According to Allison Nichols, UM’s director of design and construction, the completion of the exterior envelope and the start-up of the heating, ventilation and air conditioning (HVAC) for the building complex is scheduled for December 2021. The interior finishes are scheduled to begin in January 2022.
“The concerted team work effort exhibited by all parties at all levels, from leadership to laborers, chemists to contractors and everyone in between, working through the complexities of this particular site, building these particular labs and incorporating items for the new state of the art equipment needs, coupled with the ongoing COVID-19 situation, will continue to make this project an unprecedented accomplishment,” Nichols said.
The project is being designed to be a Leadership in Energy and Environmental Design (LEED) green building program with a minimum silver standard. However, the university’s design team aims to earn a LEED gold designation to improve the sustainability of the campus.
The development of this transformational network of research organizations became possible after a $100 million donation from Phillip and Patricia Frost, who also endowed UM’s Frost School of Music.

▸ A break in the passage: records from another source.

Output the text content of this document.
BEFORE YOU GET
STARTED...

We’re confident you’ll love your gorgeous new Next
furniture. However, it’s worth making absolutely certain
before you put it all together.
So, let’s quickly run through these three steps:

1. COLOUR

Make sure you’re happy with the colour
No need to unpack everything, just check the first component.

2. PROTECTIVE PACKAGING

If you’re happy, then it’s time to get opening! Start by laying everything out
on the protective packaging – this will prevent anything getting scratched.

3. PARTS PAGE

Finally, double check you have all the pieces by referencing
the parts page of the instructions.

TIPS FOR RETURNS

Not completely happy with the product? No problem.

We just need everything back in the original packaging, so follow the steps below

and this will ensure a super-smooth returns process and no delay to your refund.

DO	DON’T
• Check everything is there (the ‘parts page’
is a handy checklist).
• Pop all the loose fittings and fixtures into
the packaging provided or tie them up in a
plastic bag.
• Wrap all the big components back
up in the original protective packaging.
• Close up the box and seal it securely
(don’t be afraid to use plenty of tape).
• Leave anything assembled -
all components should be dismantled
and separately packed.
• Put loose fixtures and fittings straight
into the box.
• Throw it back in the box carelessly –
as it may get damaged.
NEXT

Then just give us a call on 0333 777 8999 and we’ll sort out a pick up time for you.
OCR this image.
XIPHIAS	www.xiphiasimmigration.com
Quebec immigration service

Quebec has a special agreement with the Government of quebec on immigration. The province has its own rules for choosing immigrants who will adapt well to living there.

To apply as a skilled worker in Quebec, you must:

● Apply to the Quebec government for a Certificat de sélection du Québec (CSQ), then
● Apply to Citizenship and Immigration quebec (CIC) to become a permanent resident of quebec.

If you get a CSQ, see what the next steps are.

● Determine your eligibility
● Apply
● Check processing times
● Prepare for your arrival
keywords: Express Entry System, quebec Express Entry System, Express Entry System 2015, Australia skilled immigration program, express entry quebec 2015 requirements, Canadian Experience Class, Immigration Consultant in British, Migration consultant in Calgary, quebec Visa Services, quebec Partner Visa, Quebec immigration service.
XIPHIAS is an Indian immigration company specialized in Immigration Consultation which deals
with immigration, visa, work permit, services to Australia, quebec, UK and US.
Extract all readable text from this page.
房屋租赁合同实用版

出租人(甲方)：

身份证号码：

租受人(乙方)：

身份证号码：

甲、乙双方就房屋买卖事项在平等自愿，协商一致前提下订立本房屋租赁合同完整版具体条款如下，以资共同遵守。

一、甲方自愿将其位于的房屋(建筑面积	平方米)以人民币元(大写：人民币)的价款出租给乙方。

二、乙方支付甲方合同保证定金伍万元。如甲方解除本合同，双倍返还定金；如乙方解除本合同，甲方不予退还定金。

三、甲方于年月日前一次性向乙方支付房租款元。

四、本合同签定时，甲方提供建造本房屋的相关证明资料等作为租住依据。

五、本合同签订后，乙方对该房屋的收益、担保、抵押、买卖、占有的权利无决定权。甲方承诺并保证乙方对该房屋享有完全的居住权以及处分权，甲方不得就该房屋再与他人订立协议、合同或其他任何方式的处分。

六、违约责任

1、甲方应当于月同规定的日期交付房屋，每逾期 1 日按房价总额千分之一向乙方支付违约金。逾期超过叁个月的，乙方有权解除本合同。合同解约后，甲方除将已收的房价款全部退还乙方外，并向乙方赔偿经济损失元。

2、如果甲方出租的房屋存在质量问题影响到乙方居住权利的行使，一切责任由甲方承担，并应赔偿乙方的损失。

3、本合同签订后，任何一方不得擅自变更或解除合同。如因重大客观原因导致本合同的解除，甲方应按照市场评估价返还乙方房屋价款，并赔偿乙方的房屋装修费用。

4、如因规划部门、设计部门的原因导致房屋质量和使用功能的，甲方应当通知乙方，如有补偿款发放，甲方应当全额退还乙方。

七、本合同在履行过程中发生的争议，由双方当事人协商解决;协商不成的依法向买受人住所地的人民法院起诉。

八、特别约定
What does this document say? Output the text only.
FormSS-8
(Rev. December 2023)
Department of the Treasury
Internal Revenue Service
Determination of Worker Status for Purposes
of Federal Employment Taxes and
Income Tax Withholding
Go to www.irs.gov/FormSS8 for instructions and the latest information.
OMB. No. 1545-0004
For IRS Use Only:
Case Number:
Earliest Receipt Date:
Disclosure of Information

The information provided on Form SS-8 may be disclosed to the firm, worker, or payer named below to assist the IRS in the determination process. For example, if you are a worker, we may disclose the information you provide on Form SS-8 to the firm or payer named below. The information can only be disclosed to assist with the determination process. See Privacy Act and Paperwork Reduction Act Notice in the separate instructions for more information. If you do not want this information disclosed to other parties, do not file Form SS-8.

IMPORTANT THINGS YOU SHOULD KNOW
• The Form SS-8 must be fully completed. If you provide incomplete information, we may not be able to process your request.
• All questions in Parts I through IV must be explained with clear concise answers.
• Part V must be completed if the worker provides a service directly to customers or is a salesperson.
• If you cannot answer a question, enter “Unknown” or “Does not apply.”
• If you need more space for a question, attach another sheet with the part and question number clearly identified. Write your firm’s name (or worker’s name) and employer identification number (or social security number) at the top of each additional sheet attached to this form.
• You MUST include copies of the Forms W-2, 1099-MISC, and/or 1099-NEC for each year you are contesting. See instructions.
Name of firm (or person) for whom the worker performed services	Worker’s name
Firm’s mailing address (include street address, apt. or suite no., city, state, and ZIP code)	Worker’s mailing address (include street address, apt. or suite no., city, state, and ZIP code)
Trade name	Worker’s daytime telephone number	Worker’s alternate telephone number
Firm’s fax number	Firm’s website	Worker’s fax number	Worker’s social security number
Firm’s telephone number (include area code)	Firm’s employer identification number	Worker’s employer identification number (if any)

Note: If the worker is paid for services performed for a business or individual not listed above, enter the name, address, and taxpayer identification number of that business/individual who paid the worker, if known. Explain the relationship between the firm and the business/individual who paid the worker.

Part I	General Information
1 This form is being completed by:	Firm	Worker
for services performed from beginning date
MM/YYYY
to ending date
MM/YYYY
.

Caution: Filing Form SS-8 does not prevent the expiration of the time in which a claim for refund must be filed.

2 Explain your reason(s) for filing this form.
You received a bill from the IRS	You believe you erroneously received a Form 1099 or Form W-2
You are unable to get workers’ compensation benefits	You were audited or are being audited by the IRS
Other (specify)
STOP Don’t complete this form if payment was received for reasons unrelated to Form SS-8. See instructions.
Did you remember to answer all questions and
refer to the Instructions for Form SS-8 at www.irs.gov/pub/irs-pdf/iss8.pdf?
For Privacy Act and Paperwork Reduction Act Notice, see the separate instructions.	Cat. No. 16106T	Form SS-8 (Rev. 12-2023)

FICMS establishes an area to develop knowledge and technologies in chemistry, biochemistry, molecular biology and engineering.
The building serves to merge different biochemical disciplines as many ideas in research are thought to be sparked from interactions between different fields. Notably, the institute will have a core facility for a cryo-electron microscopy machine, which the university has never had before.
“It is going to be a great opportunity for doing undergraduate research. It is also going to bring in a great amount of infrastructure and it will be very important to expand the scientific research that we can do,” said Marc Knecht, a chair and professor in UM’s Department of Chemistry.
The first floor of the building will mainly contain public spaces, including a great hall and seminar rooms. It will also include microscopy imaging suites and a materials characterization suite to examine and determine the suitability of biological materials. The building will have indoor spaces for students to study, work together and collaborate on group projects.
“I am really excited for the new building,” freshman Erika Del Valle said. “As a pre-med student, it seems like it will give me opportunities to collaborate with other STEM students and get involved in interdisciplinary research with the faculty on campus while benefiting our science departments.”
The second and third floors will contain laboratories and faculty offices. The spaces will mainly be open laboratories rather than separate rooms so people of different fields can walk, collaborate and share instruments.
“The more collisions you have, the more reactions happen, therefore by analogy, the more reactions that take place among students and faculty, the more new ideas will be created,” said Leonidas Bachas, dean of the College of Arts and Sciences. “It will be easier to create an environment where people can work together. The building and what will follow is an indicator that sciences are interdisciplinary.”
The fourth and fifth floors will remain open for future development when new faculty and researchers are hired.
“It is going to be a phenomenal addition to the university,” Knecht said.“It is going to bring in world class leading experts in the field that will be allowing us to collaborate and interact much more extensively for new directions and new research areas.”